Trypanosoma cruzi, the causative agent of Chagas disease, depends on host-derived nutrients, including heme and transition metal ions like copper and iron, for survival. Unlike most eukaryotes, T. cruzi lacks heme B biosynthesis but imports and converts it to heme A for incorporation into cytochrome c oxidase (COX) (1), a key respiratory complex requiring both heme A and copper ions (Cu). While the parasite lacks canonical Cu transporters (e.g., Ctr1/3, DMT-1) or cytosolic Cu chaperones, it retains conserved mitochondrial Cu-handling proteins and Cu P-type ATPases (TcCuATPase).

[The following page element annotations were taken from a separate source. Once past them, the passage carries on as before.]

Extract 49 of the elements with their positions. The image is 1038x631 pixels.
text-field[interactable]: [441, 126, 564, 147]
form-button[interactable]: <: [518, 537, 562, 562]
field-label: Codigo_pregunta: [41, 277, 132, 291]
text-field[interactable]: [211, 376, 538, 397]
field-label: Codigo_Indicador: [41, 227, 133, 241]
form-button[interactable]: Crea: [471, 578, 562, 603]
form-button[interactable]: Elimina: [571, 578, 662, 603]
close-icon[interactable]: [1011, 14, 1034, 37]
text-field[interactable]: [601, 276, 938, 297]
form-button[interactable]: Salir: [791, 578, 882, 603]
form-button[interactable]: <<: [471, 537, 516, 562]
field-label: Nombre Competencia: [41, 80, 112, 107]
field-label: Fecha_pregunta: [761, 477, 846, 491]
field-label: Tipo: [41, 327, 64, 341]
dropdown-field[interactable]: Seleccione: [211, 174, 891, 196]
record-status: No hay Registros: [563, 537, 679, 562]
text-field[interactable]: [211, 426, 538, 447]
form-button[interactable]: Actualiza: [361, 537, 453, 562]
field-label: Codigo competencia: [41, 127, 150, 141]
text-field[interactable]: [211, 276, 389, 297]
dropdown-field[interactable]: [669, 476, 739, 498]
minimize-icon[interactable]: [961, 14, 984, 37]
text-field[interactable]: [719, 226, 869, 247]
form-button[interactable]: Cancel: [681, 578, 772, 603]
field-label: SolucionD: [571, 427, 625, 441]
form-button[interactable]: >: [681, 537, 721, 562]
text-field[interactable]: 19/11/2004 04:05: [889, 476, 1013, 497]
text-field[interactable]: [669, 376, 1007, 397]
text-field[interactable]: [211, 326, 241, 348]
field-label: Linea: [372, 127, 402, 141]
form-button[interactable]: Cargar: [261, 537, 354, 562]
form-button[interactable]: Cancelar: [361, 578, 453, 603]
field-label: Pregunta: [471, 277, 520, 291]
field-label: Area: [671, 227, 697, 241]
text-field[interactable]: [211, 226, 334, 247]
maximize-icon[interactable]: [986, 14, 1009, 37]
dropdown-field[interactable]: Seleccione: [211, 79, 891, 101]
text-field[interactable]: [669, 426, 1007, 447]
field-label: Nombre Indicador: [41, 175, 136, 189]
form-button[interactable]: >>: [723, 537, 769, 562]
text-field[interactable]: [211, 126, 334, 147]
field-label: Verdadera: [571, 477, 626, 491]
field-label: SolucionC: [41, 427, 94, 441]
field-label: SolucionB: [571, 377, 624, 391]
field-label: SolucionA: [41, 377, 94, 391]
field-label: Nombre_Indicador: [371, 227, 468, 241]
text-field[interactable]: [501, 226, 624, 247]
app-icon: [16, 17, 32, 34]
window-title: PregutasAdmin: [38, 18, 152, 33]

We aim to elucidate the molecular mechanisms by which T. cruzi acquires heme and Cu from its hosts, regulates their intracellular trafficking, and mitigates cytotoxicity. By integrating biochemical, molecular and genetic, also microscopy and spectroscopic techniques, we seek to identify key pathways involved in metal ions homeostasis, specifically Cu, offering insights into parasite survival and potential therapeutic targets. We demonstrated that Cu is an essential cofactor along T. cruzi life cycle, also, that changes in intracellular Cu availability (presumably Cu-labile) negatively affect parasite proliferation. This finding points Cu homeostasis as an attractive target to control parasite proliferation and infectivity. In addition, we identified candidate genes (including TcCuATPase, TcFR [ferric reductase], and TcIT [iron transporter]) involved in Cu transport and homeostasis. Under Cu stress, we observed changes in their expression profile, supporting their role in Cu distribution and homeostasis. Our findings reveal a non-canonical Cu transport pathway in T. cruzi, proposing a model where conserved (TcCuATPase) and repurposed (TcFR, TcIT) proteins coordinate Cu handling (2).
This work advances understanding of parasite metallobiology and highlights potential targets for disrupting T. cruzi proliferation and infectivity.